4. Stepmom:  Sure, it's schmaltzy, but how would you feel if you were a supermom (Susan Sarandon) and your hot ex-husband (Ed Harris) was shacking up with a younger photographer (Julia Roberts)? A great setup, indeed, but the story that unfolds does it justice. Yes, we get group sing-alongs via hairdryers, but we also get a touching meditation on the way: While romance ends when you sign the papers, love can stay.

5. We Don't Live Here Anymore:  Why is a wedding ring that signifies someone's unavailability such an aphrodisiac? Andre Dubus' short stories don't offer simple solutions. We just watch two book-smart but emotionally handicapped couples—Mark Ruffalo + Laura Dern and Peter Krause + Naomi Watts—hurt each other. The high-caliber acting, the aching truth that every couple can't make it, Anymore makes lovin' scary.

Paramount Pictures

6. The First Wives Club:  Haute white pantsuits, reinvigorated spirit and a new business venture are the best revenge, according to this bright, caustic fairy tale. Goldie Hawn, Diane Keaton and Bette Midler have all been dumped for younger models.

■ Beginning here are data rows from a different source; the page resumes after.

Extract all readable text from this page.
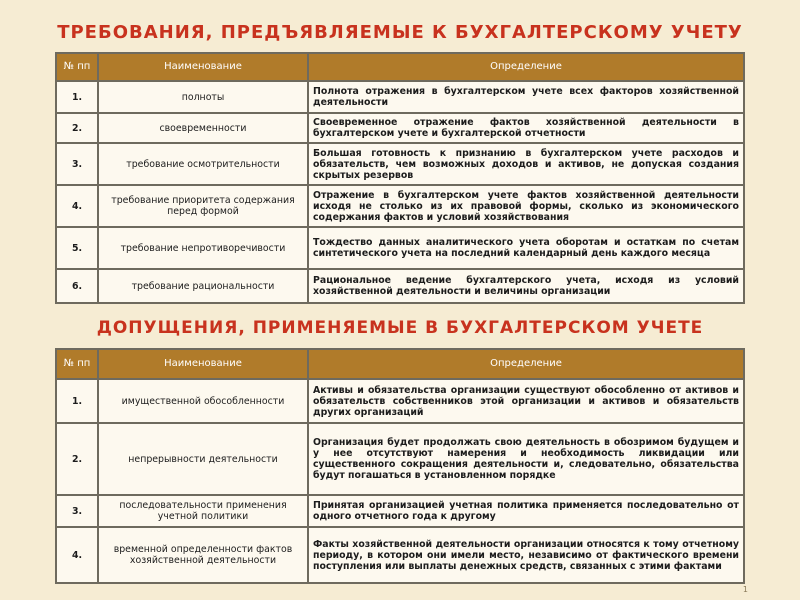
ТРЕБОВАНИЯ, ПРЕДЪЯВЛЯЕМЫЕ К БУХГАЛТЕРСКОМУ УЧЕТУ
№ пп	Наименование	Определение
1.	полноты	Полнота отражения в бухгалтерском учете всех факторов хозяйственной деятельности
2.	своевременности	Своевременное отражение фактов хозяйственной деятельности в бухгалтерском учете и бухгалтерской отчетности
3.	требование осмотрительности	Большая готовность к признанию в бухгалтерском учете расходов и обязательств, чем возможных доходов и активов, не допуская создания скрытых резервов
4.	требование приоритета содержания перед формой	Отражение в бухгалтерском учете фактов хозяйственной деятельности исходя не столько из их правовой формы, сколько из экономического содержания фактов и условий хозяйствования
5.	требование непротиворечивости	Тождество данных аналитического учета оборотам и остаткам по счетам синтетического учета на последний календарный день каждого месяца
6.	требование рациональности	Рациональное ведение бухгалтерского учета, исходя из условий хозяйственной деятельности и величины организации
ДОПУЩЕНИЯ, ПРИМЕНЯЕМЫЕ В БУХГАЛТЕРСКОМ УЧЕТЕ
№ пп	Наименование	Определение
1.	имущественной обособленности	Активы и обязательства организации существуют обособленно от активов и обязательств собственников этой организации и активов и обязательств других организаций
2.	непрерывности деятельности	Организация будет продолжать свою деятельность в обозримом будущем и у нее отсутствуют намерения и необходимость ликвидации или существенного сокращения деятельности и, следовательно, обязательства будут погашаться в установленном порядке
3.	последовательности применения учетной политики	Принятая организацией учетная политика применяется последовательно от одного отчетного года к другому
4.	временной определенности фактов хозяйственной деятельности	Факты хозяйственной деятельности организации относятся к тому отчетному периоду, в котором они имели место, независимо от фактического времени поступления или выплаты денежных средств, связанных с этими фактами
1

It's here because all divorcées need to remember that taking charge of your life beats the hell out of Ben & Jerry-Oprah marathons.

7. Irreconcilable Differences:  Married people sometimes become a wee bit egocentric. Take Lucy and Albert (Shelley Long and Ryan O'Neal), who are so caught up in their war that they lose sight of their own precious daughter Casey (Drew Barrymore, scarily good here). As we all know, Casey steps up to bat, and she swings her megalomaniac parents out of the park. Well done, kiddo.

Columbia Pictures

8. Closer:  Credit playwright Patrick Marber for finding well-known raw nerve endings and making them seem new again. Credit Mike Nichols with getting Julia Roberts to talk explicitly about her lover's, ahem, taste. The magic of that first time you lock eyes with each other can't sustain a marriage, but it sure can do wonders for a film. Not fair, I know.

9. She-Devil:  The story of a large, red-devil housewife (Roseanne Barr) versus a daffy, pink-devil mistress (Meryl Streep) makes this cut because it's a great caveat for the men—and women—who think marriage is a shorthand term for domestic slavery. While it's a hysterical revenge fantasy about a cheating husband, Devil is subversively optimistic about marriage. Husbands, pick up the vacuum. Wives, get that upper lip waxed. Then, you just might make it.

10. You tell me!  Let it rip. What movie needs to make this list?